倘若成功,您应该能顺利 SSH 到每一个节点的 root
账户,并完全不需要输入密码:
ssh root@192.168.1.200
ssh root@192.168.1.201
ssh root@192.168.1.202
我们第一个 Playbook
参考文章: Ansible playbooks
创建一个 $HOME/playbooks/
目录,在这里放置我们的 playbook:
mkdir -p $HOME/playbooks/
接着创建一个新的文档 $HOME/playbooks/specify-dns.yaml
,内容如下:
---
- name: Specify DNS settings for all server nodes
hosts: servers
remote_user: root
tasks:
- name: Ensure NetworkManager is started
ansible.builtin.service:
name: NetworkManager
state: started
这个 playbook 将以 root
账户(remote_user: root
)登入 servers
群组的每一个节点(hosts: servers
),确保 NetworkManager 已经启动。虽然 Alibaba Cloud Linux 上 NetworkManager 未启动会直接导致节点不可访问,但此测试项目确保所有节点均透过 NetworkManager 联网,排除了节点使用其他联网方式的可能性,例如 Ubuntu 使用 netplan.io 或 Windows 使用别的联网方案,因此还是有那么一点点价值的。
用 ansible-lint
验证 playbook 基本 YAML 语法的有效性:
ansible-lint $HOME/playbooks/specify-dns.yaml
WARNING: PATH altered to include /usr/bin
[DEPRECATION WARNING]: Ansible will require Python 3.8 or newer on the
controller starting with Ansible 2.12. Current version: 3.6.8 (default, Oct 18
2022, 18:55:55) [GCC 10.2.1 20200825 (Alibaba 10.2.1-3 2.32)]. This feature
will be removed from ansible-core in version 2.12. Deprecation warnings can be
disabled by setting deprecation_warnings=False in ansible.cfg.
没有显示错误即可,警告可直接忽略。
运行 playbook 用 ansible-playbook
:
ansible-playbook $HOME/playbooks/specify-dns.yaml
[DEPRECATION WARNING]: Ansible will require Python 3.8 or newer on the controller starting with Ansible 2.12.

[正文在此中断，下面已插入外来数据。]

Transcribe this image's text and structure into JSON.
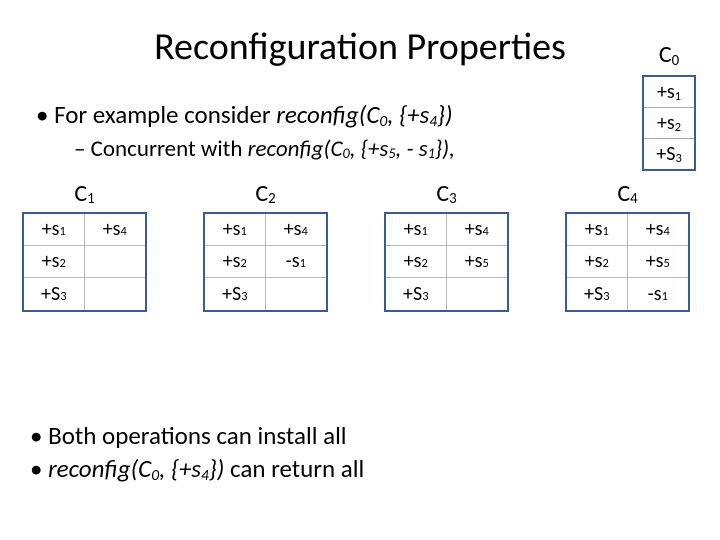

Current version: 3.6.8 (default, Oct 18 2022, 18:55:55) [GCC 10.2.1 20200825 (Alibaba 10.2.1-3 2.32)]. This
feature will be removed from ansible-core in version 2.12. Deprecation warnings can be disabled by setting
deprecation_warnings=False in ansible.cfg.
PLAY [Specify DNS settings for all server nodes] *************************************************************
TASK [Gathering Facts] ***************************************************************************************
[WARNING]: Platform linux on host 192.168.1.200 is using the discovered Python interpreter at
/usr/bin/python, but future installation of another Python interpreter could change the meaning of that path.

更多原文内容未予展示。